A criação de uma fundação para reparação de danos às vítimas da tragédia de Brumadinho, na Grande Belo Horizonte, nos moldes do que foi feito em Mariana, na região Central do Estado, está “fora de cogitação”. A afirmação é da promotora Andressa de Oliveira Lanchotti, coordenadora do Centro de Apoio Operacional de Meio Ambiente do Ministério Público de Minas Gerais.

Andressa atuou diretamente nas investigações na tragédia de Mariana, que resultou na morte de 19 pessoas em 2015. Um termo de ajustamento de conduta, assinado pela Samarco e pela BHP Billiton criou a Fundação Renova, uma organização sem fins lucrativos que tinha por objetivo executar as atividades de reparo econômico ambiental e social aos atingidos.

Contudo, o modelo não é considerado célere pela própria promotoria, que diz ter aprendido com os próprios erros. “Criar uma fundação para fazer frente a isso (aos danos causados), eu acho que está fora de qualquer cogitação pelo Ministério Público. A gente quer que a empresa responsável arque imediatamente com todos os recursos necessários para fazer frente. Nós estamos partindo para qualquer diálogo a partir dessa premissa”, considerou.

Para Andressa, a Renova tem atuado muito mais de forma emergencial do que reparadora, o que não contempla os anseios dos atingidos. “Na área socioeconômica, nós temos o pagamento de ações emergenciais, mas não é isso que o atingido quer, ele quer a reparação de todos os danos materiais que ele sofreu. Acho que a lição que temos é de não repetir isso agora”, comentou.

Como alternativa, a promotora defendeu uma atuação direta do MPMG junto à Vale na proposição de resoluções e soluções para as vítimas diretas e indiretas. “A gente conhece quem é o responsável. A responsabilidade, no Brasil, ambiental, ela é objetiva, não precisa demonstrar culpa. Então cabe agora ao responsável vir e assumir a sua responsabilidade”, declarou.

Há relatos de moradores de que integrantes da Fundação Renova estiveram em Brumadinho, fazendo os primeiros contatos com a população, para a proposição de ações reparadoras. O Ministério Público apura se isso de fato ocorreu e, caso haja alguma movimentação neste sentido, expedirá uma recomendação para que não seja repetido em Brumadinho o modelo de fundação criado em Mariana.

No fim da tarde desta segunda-feira (28), em nota conjunta, o MPMG, O Ministério Público Federal, o Ministério Público do Espírito Santo, a Defensoria Pública da União e a Defensoria Pública do Espírito Santo sustentaram que qualquer tipo de atuação da Renova em Brumadinho é considerado desvio de função.

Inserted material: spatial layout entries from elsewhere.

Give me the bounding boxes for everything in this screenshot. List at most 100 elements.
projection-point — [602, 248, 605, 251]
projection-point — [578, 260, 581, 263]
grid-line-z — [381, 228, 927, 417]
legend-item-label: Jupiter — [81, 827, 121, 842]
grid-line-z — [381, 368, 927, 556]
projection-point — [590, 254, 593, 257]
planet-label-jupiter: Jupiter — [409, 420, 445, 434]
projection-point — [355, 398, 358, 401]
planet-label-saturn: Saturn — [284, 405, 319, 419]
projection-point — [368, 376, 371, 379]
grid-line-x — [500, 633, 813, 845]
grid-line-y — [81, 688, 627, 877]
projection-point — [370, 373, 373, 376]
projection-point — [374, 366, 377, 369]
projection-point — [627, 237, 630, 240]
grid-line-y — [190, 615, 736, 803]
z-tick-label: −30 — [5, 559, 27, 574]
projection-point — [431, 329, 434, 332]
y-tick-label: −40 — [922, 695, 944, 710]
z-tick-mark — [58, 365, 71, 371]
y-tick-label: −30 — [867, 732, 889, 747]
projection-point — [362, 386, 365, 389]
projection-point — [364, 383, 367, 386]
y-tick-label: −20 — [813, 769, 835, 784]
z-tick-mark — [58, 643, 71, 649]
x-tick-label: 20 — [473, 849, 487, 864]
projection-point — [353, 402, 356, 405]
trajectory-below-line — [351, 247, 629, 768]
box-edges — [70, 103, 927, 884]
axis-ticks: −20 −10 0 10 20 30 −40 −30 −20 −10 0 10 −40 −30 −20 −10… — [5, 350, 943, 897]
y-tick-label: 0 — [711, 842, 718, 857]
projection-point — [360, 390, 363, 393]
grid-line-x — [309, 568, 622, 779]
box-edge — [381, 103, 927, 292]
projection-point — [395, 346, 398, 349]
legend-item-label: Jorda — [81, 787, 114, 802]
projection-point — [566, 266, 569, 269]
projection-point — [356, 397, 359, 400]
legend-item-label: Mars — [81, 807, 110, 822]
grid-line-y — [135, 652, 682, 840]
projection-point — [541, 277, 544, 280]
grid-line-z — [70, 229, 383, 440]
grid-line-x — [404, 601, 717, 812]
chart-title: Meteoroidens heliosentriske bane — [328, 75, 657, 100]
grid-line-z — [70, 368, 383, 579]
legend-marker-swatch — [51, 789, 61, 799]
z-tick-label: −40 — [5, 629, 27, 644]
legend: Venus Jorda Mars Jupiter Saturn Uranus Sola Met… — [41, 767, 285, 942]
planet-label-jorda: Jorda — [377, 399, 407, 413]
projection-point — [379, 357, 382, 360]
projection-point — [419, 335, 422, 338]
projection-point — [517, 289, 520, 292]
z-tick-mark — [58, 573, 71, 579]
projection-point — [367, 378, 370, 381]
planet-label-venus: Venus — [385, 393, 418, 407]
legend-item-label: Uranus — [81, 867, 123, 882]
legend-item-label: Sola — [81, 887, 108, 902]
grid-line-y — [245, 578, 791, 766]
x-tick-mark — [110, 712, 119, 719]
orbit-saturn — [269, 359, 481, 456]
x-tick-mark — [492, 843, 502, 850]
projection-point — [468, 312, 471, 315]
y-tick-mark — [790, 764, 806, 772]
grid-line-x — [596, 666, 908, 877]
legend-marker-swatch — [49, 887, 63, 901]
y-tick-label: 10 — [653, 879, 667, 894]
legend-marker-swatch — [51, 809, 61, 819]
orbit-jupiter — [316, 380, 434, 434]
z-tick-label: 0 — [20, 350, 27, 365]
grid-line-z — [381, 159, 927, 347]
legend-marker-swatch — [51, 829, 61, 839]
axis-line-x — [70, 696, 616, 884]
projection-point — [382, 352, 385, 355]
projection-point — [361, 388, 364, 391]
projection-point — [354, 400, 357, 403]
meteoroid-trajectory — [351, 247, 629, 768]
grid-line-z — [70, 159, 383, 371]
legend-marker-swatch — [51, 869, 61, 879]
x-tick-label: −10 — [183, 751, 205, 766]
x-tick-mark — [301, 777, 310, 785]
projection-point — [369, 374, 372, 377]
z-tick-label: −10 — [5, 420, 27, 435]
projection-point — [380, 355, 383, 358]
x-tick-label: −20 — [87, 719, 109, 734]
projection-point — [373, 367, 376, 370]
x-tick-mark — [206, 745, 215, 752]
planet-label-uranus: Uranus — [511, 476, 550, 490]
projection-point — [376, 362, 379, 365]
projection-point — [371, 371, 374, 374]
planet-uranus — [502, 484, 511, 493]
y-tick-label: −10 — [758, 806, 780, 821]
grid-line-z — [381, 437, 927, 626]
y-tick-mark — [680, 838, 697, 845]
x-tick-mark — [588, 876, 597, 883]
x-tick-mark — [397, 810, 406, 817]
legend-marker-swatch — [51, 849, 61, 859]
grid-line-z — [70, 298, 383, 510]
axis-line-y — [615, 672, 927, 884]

Veja a íntegra da coletiva de imprensa do MPMG, que contou com a participação de representantes de ONGS e do deputado federal Alessandro Molon (PSB), coordenador da frente parlamentar ambiental.

 

 

"É preciso deixar claro que todo o conhecimento adquirido pela Fundação Renova, criada para atuar no âmbito do desastre da Bacia do Rio Doce, deve ser colocado à disposição de Brumadinho. No entanto, a Renova não deve atuar no âmbito desse novo crime ambiental, sob pena de desvirtuamento de sua finalidade e do enfraquecimento dos programas específicos que buscam debelar as consequências do desastre ambiental da Bacia do Rio Doce", diz a mensagem assinada por 23 procuradores federais, promotores dos dois Estados e defensores públicos.

Outro lado

A Fundação Renova, por sua vez, diz que suas atividades estão ligadas "exclusivamente à reparação e compensação das localidades atingidas pleo rompimento da barragem de Fundão", em Mariana.

Segundo a assessoria de imprensa da Renova, as ações englobam atividades de reassentamento das comunidades de Bento Rodrigues, Paracatu de Baixo e Gesteira, além de indenizações a auxílios financeiros aos atingidos que já chegaram à marca R$ 1,3 bilhão.

A fundação também afirmou que faz atividades de manejo dos rejeitos, levando em conta o menor impacto possível do entorno da área atingida pela lama da barragem da Samarco. Há também trabalhos de revitalização de nascentes, áreas de preservação e águas da bacia hidrográfica do Rio Doce.